A (True) Fairy Tale for Father’s Day

Once upon a time, say around 1981, there lived a little girl in a big gray house in a magical land called New Jersey. It was wintertime and the big gray house wore a white cape of snow. The gardens around the house and all the flying and creeping things that lived in them slept, waiting for the warmth of spring to return. One day, the little girl got very sick. Her mother brought her to the doctor who said she had Scarlet Fever.

That night, when the little girl was all tucked into bed and the whole house was asleep, the little girl woke up and started to scream. There was a giant bee easily the size of her twin bed hovering over her, ready to snatch her away. Her mother came running and turned on the lights to show her that the bee wasn’t real but the little girl could still see it hiding behind the bedroom door. Her mother turned on the nightlight in her room and gave her some baby aspirin to make her fever go down. She promised the little girl that the bee would go away when her fever went down and she tucked the little girl under the covers and went back to bed.

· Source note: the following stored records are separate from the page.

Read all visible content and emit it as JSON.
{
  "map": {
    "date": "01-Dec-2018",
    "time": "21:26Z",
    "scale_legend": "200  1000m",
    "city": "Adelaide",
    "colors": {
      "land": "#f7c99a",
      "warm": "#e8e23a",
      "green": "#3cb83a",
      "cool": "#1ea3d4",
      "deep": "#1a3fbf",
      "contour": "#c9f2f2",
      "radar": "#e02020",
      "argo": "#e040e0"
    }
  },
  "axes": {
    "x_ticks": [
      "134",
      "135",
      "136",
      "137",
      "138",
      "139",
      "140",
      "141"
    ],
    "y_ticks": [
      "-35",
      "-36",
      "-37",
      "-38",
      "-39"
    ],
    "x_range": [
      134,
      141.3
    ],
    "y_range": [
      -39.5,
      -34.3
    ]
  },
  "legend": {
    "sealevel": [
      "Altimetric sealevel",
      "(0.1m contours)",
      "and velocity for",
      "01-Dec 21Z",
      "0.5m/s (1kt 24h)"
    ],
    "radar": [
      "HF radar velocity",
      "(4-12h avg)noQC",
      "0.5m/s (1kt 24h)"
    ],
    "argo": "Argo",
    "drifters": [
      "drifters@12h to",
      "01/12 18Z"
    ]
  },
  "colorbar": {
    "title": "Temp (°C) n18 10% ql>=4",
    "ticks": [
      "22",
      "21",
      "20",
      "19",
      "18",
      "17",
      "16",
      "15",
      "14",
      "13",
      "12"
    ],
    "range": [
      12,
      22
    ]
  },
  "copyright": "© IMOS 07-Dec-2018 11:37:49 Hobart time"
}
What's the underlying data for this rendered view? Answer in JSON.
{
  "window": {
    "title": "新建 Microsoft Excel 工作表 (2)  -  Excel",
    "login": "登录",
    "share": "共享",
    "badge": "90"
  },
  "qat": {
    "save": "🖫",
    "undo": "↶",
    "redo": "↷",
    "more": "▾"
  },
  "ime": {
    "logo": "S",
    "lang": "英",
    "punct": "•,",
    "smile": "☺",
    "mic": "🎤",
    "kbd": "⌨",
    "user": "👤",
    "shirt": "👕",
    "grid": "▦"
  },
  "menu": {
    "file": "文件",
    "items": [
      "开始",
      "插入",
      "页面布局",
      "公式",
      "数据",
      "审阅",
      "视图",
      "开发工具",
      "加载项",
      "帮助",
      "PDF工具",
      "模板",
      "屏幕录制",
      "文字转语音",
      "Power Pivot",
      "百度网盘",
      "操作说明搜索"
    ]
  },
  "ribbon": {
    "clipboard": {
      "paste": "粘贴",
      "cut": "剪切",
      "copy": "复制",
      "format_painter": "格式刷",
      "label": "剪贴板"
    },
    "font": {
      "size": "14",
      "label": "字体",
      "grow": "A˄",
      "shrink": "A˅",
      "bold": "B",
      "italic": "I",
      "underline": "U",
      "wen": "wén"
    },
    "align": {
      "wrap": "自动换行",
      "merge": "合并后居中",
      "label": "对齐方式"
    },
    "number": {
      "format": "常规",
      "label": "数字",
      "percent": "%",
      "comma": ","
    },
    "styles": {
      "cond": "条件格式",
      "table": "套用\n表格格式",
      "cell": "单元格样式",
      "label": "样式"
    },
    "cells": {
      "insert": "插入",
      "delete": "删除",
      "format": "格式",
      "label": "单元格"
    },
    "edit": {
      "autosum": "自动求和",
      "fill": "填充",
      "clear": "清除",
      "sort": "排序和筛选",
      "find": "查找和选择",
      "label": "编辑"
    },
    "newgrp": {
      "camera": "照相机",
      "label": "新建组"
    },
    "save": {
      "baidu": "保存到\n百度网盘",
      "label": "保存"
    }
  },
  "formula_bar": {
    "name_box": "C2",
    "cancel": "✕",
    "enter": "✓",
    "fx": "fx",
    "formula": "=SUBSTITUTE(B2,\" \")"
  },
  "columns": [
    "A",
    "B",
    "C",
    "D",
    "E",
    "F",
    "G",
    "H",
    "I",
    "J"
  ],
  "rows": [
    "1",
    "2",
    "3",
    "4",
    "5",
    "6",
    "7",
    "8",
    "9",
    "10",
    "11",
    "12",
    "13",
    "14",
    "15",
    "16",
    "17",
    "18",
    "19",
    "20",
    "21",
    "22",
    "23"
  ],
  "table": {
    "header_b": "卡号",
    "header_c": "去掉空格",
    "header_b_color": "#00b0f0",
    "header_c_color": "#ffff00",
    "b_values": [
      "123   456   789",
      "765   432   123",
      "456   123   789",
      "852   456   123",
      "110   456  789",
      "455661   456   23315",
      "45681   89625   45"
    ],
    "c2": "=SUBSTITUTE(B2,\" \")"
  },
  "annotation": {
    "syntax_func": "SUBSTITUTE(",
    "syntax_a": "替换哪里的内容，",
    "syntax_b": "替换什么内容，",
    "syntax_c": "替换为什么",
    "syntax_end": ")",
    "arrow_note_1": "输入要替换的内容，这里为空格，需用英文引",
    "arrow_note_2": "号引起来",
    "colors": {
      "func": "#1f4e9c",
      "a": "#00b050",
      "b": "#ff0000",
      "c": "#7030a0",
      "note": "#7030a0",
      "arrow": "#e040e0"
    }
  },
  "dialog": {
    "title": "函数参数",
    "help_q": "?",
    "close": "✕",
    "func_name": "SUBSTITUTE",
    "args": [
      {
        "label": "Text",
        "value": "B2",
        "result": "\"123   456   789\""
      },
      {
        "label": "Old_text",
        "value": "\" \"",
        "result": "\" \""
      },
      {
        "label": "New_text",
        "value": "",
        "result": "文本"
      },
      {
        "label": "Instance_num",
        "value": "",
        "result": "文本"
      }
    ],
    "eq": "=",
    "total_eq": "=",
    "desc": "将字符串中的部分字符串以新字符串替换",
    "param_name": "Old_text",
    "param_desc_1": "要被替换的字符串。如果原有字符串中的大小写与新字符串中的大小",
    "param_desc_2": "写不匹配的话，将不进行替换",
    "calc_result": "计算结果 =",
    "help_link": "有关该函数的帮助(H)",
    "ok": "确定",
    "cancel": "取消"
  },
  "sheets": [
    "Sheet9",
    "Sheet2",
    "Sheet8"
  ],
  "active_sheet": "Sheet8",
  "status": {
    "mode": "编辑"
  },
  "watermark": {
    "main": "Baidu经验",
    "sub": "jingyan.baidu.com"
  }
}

But the giant bee hadn’t left. It came back and landed on the wall right next to her bed. It buzzed as it crawled closer and closer to her head and she started to scream again. This time, her daddy came. He didn’t turn on the bright lights. Instead, he asked her where the bee was and she pointed. He pulled the covers up over her head and told her to stay there until he got back. When he came back, he was armed with a fly swatter and a can of bug spray, specially formulated for giant bees. He opened the window and the storm window, letting in a blast of cold winter wind. Because he couldn’t see the giant bee, the little girl peeked her head out of the covers and told him where it was. Armed with his fly swatter and the can of bug spray, he swatted and slashed and sprayed and chased the huge winged monster out the window. He quickly shut the window and drew the shade. Then while he was still armed, he picked her up and together they checked under the bed, in the closet, behind the door, and under the desk to make there weren’t any other giant bees hiding anywhere. With the monster bee gone, he tucked the little girl back into bed and sat at the foot of her bed to keep watch until morning.

Or at least until she fell safely asleep.

Yeah that was me. Dad came to my rescue chasing off the horrific fever-induced hallucination that only I could see. My heroic knight didn’t come in shining armor but in plaid flannel, armed not with sword and shield but a fly swatter and a can of Aqua Net hairspray that he told me was bug spray, specially formulated for giant bees. And of course I believed him.

Mom was the one who patiently nursed me back to health over the next three weeks. Dad was the one who kept the monsters at bay at night. He checked my room, armed with his ‘bug spray, specially formulated for giant bees’ for almost a month, until I was convinced that the giant bee was too afraid of him to come back.

Dad’s greatest gift to me was the way he could see the world through my eyes, even when I saw stuff that wasn’t really there. He also taught me how to tell a good story. Thanks Dad.